E, alla fine, ci ha creduto pure il tribunale di Vicenza. Così, invece dei dodici anni previsti dal co­dice per stupro o  i cinque e mezzo richiesti dall'accu­sa  il focoso playboy   ha subito una pena ( si fa per dire ) di un anno e quattro mesi e la condanna a versare 20mila euro di risarcimento alla piccola vittima. Perchè, in fondo, «era amore». Un «ve­ro, autentico, sentito e irresistibile  sentimento d'amore». Che dire?

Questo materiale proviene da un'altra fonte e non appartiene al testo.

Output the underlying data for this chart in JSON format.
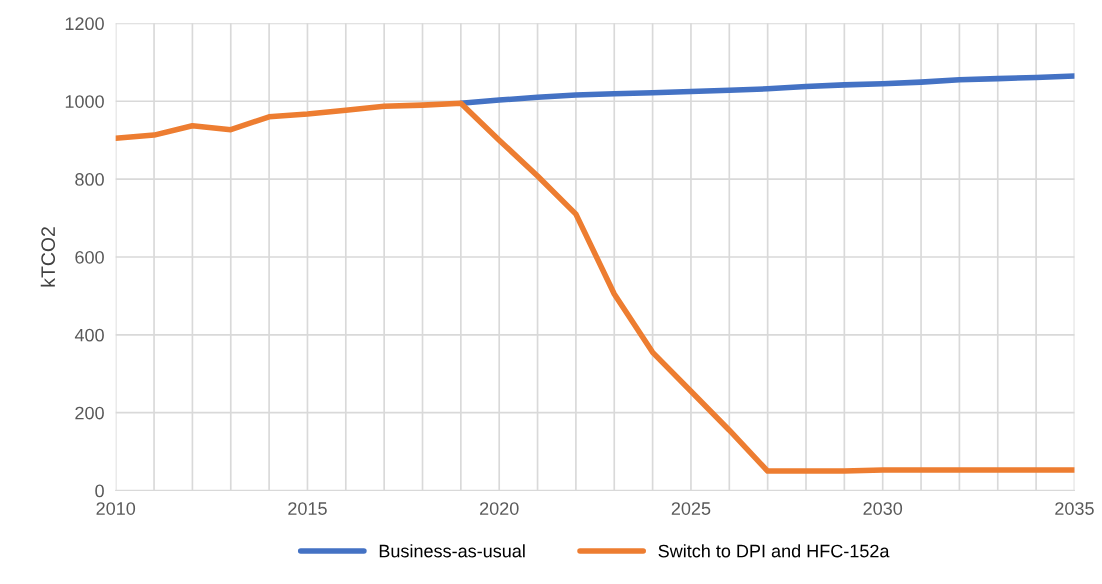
{
  "chart_data": {
    "type": "line",
    "ylabel": "kTCO2",
    "x": [
      2010,
      2011,
      2012,
      2013,
      2014,
      2015,
      2016,
      2017,
      2018,
      2019,
      2020,
      2021,
      2022,
      2023,
      2024,
      2025,
      2026,
      2027,
      2028,
      2029,
      2030,
      2031,
      2032,
      2033,
      2034,
      2035
    ],
    "series": [
      {
        "name": "Business-as-usual",
        "color": "#4472c4",
        "values": [
          null,
          null,
          null,
          null,
          null,
          null,
          null,
          null,
          null,
          995,
          1003,
          1010,
          1016,
          1019,
          1022,
          1025,
          1028,
          1032,
          1038,
          1042,
          1045,
          1049,
          1055,
          1058,
          1061,
          1065
        ]
      },
      {
        "name": "Switch to DPI and HFC-152a",
        "color": "#ed7d31",
        "values": [
          905,
          913,
          937,
          927,
          960,
          967,
          977,
          987,
          990,
          995,
          900,
          808,
          710,
          505,
          355,
          255,
          155,
          50,
          50,
          50,
          53,
          53,
          53,
          53,
          53,
          53
        ]
      }
    ],
    "xlim": [
      2010,
      2035
    ],
    "xticks": [
      2010,
      {
        "value": 2011,
        "label": null
      },
      {
        "value": 2012,
        "label": null
      },
      {
        "value": 2013,
        "label": null
      },
      {
        "value": 2014,
        "label": null
      },
      2015,
      {
        "value": 2016,
        "label": null
      },
      {
        "value": 2017,
        "label": null
      },
      {
        "value": 2018,
        "label": null
      },
      {
        "value": 2019,
        "label": null
      },
      2020,
      {
        "value": 2021,
        "label": null
      },
      {
        "value": 2022,
        "label": null
      },
      {
        "value": 2023,
        "label": null
      },
      {
        "value": 2024,
        "label": null
      },
      2025,
      {
        "value": 2026,
        "label": null
      },
      {
        "value": 2027,
        "label": null
      },
      {
        "value": 2028,
        "label": null
      },
      {
        "value": 2029,
        "label": null
      },
      2030,
      {
        "value": 2031,
        "label": null
      },
      {
        "value": 2032,
        "label": null
      },
      {
        "value": 2033,
        "label": null
      },
      {
        "value": 2034,
        "label": null
      },
      2035
    ],
    "ylim": [
      0,
      1200
    ],
    "yticks": [
      0,
      200,
      400,
      600,
      800,
      1000,
      1200
    ],
    "grid": true,
    "legend": "bottom",
    "marker": "none",
    "line_style": "solid"
  }
}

A noi sem­bra tutto folle.

Non conosciamo la tredi­cenne in questione e non com­metteremmo mai l'errore di sottovalutare il potere di una lolita. Nè quello di una madre distratta. Specialmente oggi che, secondo una ricerca da poco pubblicata, il primo rap­porto sessuale avviene proprio verso i tredici anni. Quando è solo dai quattordici in poi che si è considerati legalmente "maturi" da quel punto di vi­sta. Per carità, sono tutti quesiti interessanti e tutt'altro che se­condari. Che ci appassionano un po' meno solo perchè, oggi, dall'altra parte, c'è un "bam­boccione" ( il macellaio) economicamente evoluto, socialmente evoluto che ritiene che tra lui e la bambina  di ventun anni più giovanedi lui fosse «vero amore».

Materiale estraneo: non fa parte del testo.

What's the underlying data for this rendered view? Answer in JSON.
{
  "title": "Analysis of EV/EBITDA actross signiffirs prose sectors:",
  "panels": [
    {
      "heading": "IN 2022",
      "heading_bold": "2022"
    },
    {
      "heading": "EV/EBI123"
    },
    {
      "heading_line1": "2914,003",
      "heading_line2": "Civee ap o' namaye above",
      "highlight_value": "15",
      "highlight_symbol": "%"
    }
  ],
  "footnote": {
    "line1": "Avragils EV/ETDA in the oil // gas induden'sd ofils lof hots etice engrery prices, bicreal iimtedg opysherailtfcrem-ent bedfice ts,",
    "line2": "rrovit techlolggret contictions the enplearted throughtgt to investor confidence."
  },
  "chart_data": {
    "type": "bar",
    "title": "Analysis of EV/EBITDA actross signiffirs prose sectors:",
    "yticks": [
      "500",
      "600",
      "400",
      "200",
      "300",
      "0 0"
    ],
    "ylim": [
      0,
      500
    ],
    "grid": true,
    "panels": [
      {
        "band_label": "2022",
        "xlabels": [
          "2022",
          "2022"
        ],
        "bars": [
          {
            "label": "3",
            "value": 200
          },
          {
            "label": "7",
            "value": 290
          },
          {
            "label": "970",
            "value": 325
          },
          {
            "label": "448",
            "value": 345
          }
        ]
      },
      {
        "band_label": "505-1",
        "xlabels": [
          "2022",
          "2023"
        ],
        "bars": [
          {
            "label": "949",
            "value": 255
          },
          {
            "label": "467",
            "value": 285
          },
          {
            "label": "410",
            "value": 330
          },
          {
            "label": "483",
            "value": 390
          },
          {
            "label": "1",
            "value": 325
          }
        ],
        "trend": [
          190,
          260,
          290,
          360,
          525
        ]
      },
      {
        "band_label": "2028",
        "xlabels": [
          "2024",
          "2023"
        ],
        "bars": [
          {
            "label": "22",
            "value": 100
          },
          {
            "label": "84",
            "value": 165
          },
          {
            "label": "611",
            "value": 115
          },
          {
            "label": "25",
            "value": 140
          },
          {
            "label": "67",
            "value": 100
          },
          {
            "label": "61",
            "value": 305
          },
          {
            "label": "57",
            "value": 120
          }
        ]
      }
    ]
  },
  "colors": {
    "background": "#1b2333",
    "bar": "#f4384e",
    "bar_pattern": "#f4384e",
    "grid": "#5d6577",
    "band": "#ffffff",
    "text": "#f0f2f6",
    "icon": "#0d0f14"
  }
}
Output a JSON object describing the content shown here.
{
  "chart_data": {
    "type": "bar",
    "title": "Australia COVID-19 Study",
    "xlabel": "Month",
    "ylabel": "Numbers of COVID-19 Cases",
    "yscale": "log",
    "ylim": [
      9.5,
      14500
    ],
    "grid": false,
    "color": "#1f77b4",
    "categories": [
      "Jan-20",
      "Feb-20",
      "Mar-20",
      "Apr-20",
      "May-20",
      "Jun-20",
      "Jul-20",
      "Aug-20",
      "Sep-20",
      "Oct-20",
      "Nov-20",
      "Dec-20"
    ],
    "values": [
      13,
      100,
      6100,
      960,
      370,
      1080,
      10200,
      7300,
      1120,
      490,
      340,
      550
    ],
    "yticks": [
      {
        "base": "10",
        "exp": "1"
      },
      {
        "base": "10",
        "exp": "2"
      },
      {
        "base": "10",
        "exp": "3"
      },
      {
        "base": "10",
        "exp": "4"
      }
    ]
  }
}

Per carità, nella vita tutto può succedere. Ne siamo drammaticamente consci. Ma scambiare il sembiante dell' amore per amore, è una cosa che smette di succede­re quando si entra nell'età adulta. E’ una cosa che, ap­punto, succede agli adole­scenti con loro passioni bol­lenti scambiate per ultime quando in realtà sono solo le prime, scambiate per uni­che quando, in realtà, ne se­guiranno a dozzine. Sono pulite e assolute.

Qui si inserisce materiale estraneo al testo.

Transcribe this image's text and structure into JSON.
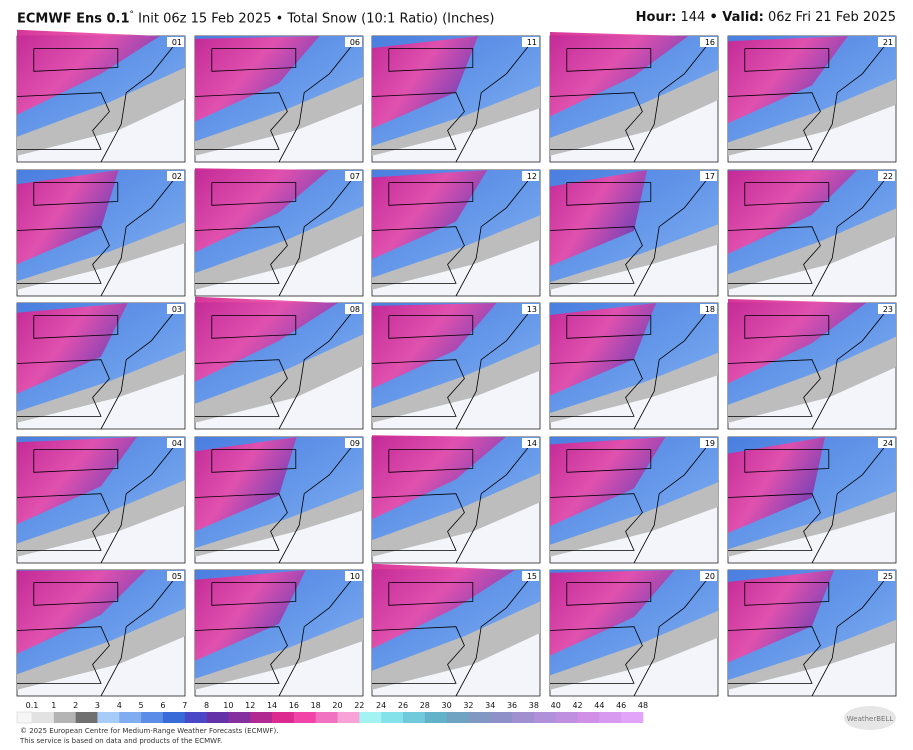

Rese eterne  dai poeti come quella di Giulietta e Romeo raccontata da Shakespeare. Che non a caso erano ado­lescenti, che non a caso era­no coetanei. E' quello che succede quando si è piccini, appunto. Se accade dopo, tocca dargli un altro nome. Oppure, tocca darsi un'altra vita. Cercarsene una. Come dovrebbe fare, indipenden­temente dalla sua pena "low cost", il signor Antonio Di Pascale di anni trentaquat­tro. Macellaio e vicentino. Capace di grandi conquiste e di ancor più grandi convincimenti. Perchè ha fatto capitolare una tredicenne e perchè in tribunale ha tirato fuori il cellulare, come in un libro di Moccia. Come in una scena girata da Muccino, come un sabato sul ponte Milvio tra lucchetti e motorini. Mes­saggi e messaggini, con pa­rolette e paroline ricevute da lei. A dimostrazione del fatto che... Vedete? «Era amore».

Sì, signor Di Pascale. Ma­gari quello è pure amore. Solo che non è a lei che deve arrivare addosso. E’ lei che fa pena e , mi scusi, repugnanza. E’ lei che per certi "amori" è scadu­to, come un prodotto ava­riato.